The earliest description of Mother Haggy, or the Witch of St. Albans, appears in a “pretty twopenny pamphlet”,[1] written under the name of William Wagstaffe and distributed in 1712. In The Story of the St. Alb-ns Ghost: Or the Apparation of Mother Haggy. Collected from the Best Manuscripts, Wagstaffe records that Mother Haggy was the wife of a yeoman, and lived in good repute for many years until the birth of her daughter, Haggite. During the celebration to mark the child’s birth, Mother Haggy’s high-crowned hat, which had been thrown on the bed, leapt into the air and broke into a thousand pieces.[2]

The event caused consternation in the parish, and raised suspicions of witchcraft. Some years later an unsuccessful petition was made to King James I to have Mother Haggy tried for witchcraft in Scotland. But she had powerful allies among “the Great Ones of the Town”, as she was “Serviceable to them in their Amours”. Specifically, she had developed a salve that could restore the hymen after sexual intercourse, “without any Hindrance of Business, or the Knowledge of anyone about them”. She claimed to have used it so often on her own daughter that “more than Twenty were satisfy’d they had her Virginity before Marriage”.[2]

The popularity of her salve may have made her over-confident, as it was reported that she was often to be seen flying around St. Albans on a broomstickBroomsticks smeared with flying ointment were supposed to give witches the power of flight..[3] It was also claimed that she was able to transform herself into any female animal, but Mother Haggy nevertheless escaped prosecution and died a natural death, leaving behind a son and a daughter, Haggite.[2]

Haggite married Avaro, and the pair became trusted servants of two brothers from a great family. But they abused that trust, and cheated their employers to become even richer than them. Eventually Haggite and Avaro were dismissed, and they decided to call a midnight meeting with their collaborators in crime, to see if anything could be done to prevent their ruin. The ghost of Mother Haggy appeared, flames springing from its nostrils and sulfurous smoke from its mouth, and denounced the conspirators:

I Come, O ye Accomplices in Iniquity, to tell you of your Crimes … and prepare for Punishment that is Certain. I have, as long as I could, assisted you in your Glorious Execrable Attempts, but Time is now no more; the Time is coming when you must be deliver’d up to Justice. As to you, O Son and Daughter, said she, turning to them, ’tis but a few revolving Moons, e’er you must both fall a Sacrifice to your Avarice and Ambition.
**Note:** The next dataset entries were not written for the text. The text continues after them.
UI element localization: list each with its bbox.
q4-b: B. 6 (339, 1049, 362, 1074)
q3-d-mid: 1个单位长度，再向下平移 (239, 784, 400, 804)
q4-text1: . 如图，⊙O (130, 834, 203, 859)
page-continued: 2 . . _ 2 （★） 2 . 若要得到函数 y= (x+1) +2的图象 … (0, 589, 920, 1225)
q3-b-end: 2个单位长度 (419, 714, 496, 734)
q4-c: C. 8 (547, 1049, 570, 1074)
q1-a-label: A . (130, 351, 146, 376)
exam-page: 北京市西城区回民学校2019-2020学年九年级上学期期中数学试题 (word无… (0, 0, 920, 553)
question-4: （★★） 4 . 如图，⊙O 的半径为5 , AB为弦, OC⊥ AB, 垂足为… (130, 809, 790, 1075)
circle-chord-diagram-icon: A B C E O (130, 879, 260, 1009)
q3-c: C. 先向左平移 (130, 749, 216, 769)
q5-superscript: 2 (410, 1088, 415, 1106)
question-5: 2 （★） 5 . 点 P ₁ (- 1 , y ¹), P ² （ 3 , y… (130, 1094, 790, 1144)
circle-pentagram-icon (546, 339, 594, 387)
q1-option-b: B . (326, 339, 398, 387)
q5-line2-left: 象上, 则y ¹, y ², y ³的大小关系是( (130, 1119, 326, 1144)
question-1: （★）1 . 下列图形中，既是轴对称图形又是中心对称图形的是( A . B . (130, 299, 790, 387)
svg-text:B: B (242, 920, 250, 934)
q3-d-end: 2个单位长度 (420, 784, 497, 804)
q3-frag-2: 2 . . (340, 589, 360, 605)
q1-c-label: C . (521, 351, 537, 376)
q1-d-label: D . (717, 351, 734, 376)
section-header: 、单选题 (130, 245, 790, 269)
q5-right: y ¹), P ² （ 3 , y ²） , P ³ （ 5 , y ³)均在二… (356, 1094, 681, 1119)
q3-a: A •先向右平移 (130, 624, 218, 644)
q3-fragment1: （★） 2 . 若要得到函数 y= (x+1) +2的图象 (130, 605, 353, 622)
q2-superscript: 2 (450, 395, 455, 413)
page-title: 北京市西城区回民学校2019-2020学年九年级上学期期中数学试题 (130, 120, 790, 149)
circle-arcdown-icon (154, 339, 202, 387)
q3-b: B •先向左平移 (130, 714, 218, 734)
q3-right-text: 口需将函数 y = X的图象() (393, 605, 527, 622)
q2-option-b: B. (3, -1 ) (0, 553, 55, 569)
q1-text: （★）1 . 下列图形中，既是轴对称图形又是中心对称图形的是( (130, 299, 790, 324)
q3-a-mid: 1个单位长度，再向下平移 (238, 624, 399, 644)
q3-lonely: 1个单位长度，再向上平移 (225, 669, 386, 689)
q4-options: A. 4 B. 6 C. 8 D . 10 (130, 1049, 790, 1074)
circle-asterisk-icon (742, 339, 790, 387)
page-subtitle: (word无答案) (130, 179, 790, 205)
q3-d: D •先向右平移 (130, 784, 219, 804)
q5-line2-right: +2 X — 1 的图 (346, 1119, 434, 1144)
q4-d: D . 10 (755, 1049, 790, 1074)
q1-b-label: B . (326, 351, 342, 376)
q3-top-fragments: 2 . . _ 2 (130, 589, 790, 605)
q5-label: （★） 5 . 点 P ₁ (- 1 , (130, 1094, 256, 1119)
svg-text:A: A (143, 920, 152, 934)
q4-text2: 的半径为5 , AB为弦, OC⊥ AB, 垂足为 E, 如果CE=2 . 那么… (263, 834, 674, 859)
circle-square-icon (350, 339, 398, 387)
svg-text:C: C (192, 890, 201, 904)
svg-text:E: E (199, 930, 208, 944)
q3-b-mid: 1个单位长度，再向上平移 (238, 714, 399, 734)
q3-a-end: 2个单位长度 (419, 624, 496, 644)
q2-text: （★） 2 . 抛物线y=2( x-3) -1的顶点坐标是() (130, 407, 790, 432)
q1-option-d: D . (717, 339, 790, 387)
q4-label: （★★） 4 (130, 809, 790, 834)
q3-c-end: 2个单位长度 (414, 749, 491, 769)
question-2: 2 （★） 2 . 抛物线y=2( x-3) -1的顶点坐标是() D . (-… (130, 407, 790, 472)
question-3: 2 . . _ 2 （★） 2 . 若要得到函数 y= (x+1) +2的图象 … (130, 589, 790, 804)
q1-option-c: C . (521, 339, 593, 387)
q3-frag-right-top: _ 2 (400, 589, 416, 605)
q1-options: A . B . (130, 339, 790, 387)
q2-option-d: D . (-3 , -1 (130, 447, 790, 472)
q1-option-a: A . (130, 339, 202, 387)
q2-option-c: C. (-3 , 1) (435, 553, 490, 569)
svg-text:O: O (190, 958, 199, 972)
Then with a shriek, she disappeared.

Modern interpretations


There was almost certainly no real Mother Haggy, as hinted at by the author early in the story:

The Place of her Birth is disputed by some of the most celebrated Moderns, tho’ they have a Tradition in the Country, that she was never Born at all, and which is most probable.[4]

Although the story is generally attributed to William Wagstaffe, its authorship remains in doubt. Jonathan Swift teasingly wrote in a letter that when he was asked to read the story to Lady Masham “I thought I had writt it myself; so did they, but I did not”. The story has also been attributed to John Arbuthnot, a Scottish physician and satirist who was living in London at the time of the pamphlet’s publication. It is even possible that it was a collaboration between Swift and Arbuthnot, as believed by Sir Walter Scott.[4]

What is certain however, is that by 1712 the use of ghost stories as a vehicle for political satire was well established.[4] A separately published key to the characters in the St. Alb-n’s Ghost, written either by Wagstaffe or Arbuthnot, explicitly identifies Haggite with the Duchess of Marlborough (1660–1744), one of the most powerful women in the country, Mother Haggy with her mother, Mrs Jennings, and Avaro with the Duke of Marlborough;[5] the duchess was probably born at Holywell House in St. Albans.[6]